The Outflows have been well earned!

This morning on National Public Radio, the Market Watch Report spoke of the huge outflows year to date in domestic equity mutual funds. The analyst posited that people had gone through too many bad markets and lacked confidence in the market and economy now. She said she believed a permanent reduction in allocation to equities had taken place.

 

Our view of this is quite simple. First, people have been systematically led to believe that investing in stocks for the long run is safe and effective.  The truth is that research shows a lower allocation to stocks (and to bonds!) than the traditional portfolios typically make is simply a better way to go. You can increase your returns and decrease your risk by adding other types of assets to the mix. This fact is not welcome in traditional investment houses, but is born out in many places- We recommend either Dr. Craig Israelsen’s 7Twelve or Mebane Faber’s The Ivy Portfolio as a great place to start to educate yourself.

 

Second and just as important, there are thousands of mutual funds and the majority of them are not managing your risk.
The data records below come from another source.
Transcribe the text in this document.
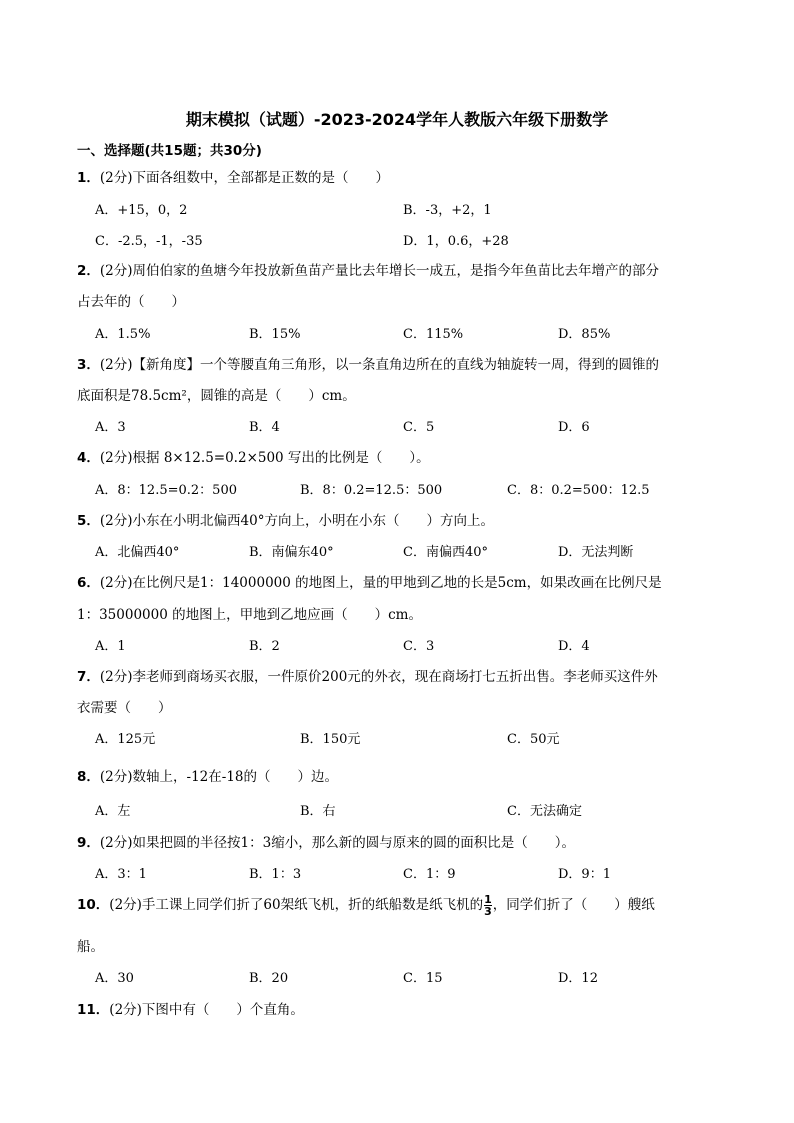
期末模拟（试题）-2023-2024学年人教版六年级下册数学
一、选择题(共15题；共30分)
1．(2分)下面各组数中，全部都是正数的是（　　）
A．+15，0，2	B．-3，+2，1
C．-2.5，-1，-35	D．1，0.6，+28
2．(2分)周伯伯家的鱼塘今年投放新鱼苗产量比去年增长一成五，是指今年鱼苗比去年增产的部分
占去年的（　　）
A．1.5%	B．15%	C．115%	D．85%
3．(2分)【新角度】一个等腰直角三角形，以一条直角边所在的直线为轴旋转一周，得到的圆锥的
底面积是78.5cm²，圆锥的高是（　　）cm。
A．3	B．4	C．5	D．6
4．(2分)根据 8×12.5=0.2×500 写出的比例是（　　）。
A．8：12.5=0.2：500	B．8：0.2=12.5：500	C．8：0.2=500：12.5
5．(2分)小东在小明北偏西40°方向上，小明在小东（　　）方向上。
A．北偏西40°	B．南偏东40°	C．南偏西40°	D．无法判断
6．(2分)在比例尺是1：14000000 的地图上，量的甲地到乙地的长是5cm，如果改画在比例尺是
1：35000000 的地图上，甲地到乙地应画（　　）cm。
A．1	B．2	C．3	D．4
7．(2分)李老师到商场买衣服，一件原价200元的外衣，现在商场打七五折出售。李老师买这件外
衣需要（　　）
A．125元	B．150元	C．50元
8．(2分)数轴上，-12在-18的（　　）边。
A．左	B．右	C．无法确定
9．(2分)如果把圆的半径按1：3缩小，那么新的圆与原来的圆的面积比是（　　）。
A．3：1	B．1：3	C．1：9	D．9：1
10．(2分)手工课上同学们折了60架纸飞机，折的纸船数是纸飞机的 $\frac{1}{3}$ ，同学们折了（　　）艘纸
船。
A．30	B．20	C．15	D．12
11．(2分)下图中有（　　）个直角。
They are concerned about benchmarks, style boxes, all sorts of things about which you could care less. What you care about is your money!!! You entrusted it to professional managers in order to make it grow through the miracle of compounding. You value return on capital, but also need return of capital. The majority of domestic equity mutual funds are not set up to protect your investment in bad markets. If you were told this when making an investment, you would probably not hire the manager. Would you go to a doctor who promised to take good care of you when you are well but who would rather not treat you when you are sick? That is essentially what you are getting from many fund managers. Good results when the market is healthy and poor results when the market is ill. Not enough-so, outflows make a lot of sense to us unless you find funds that put your interests first.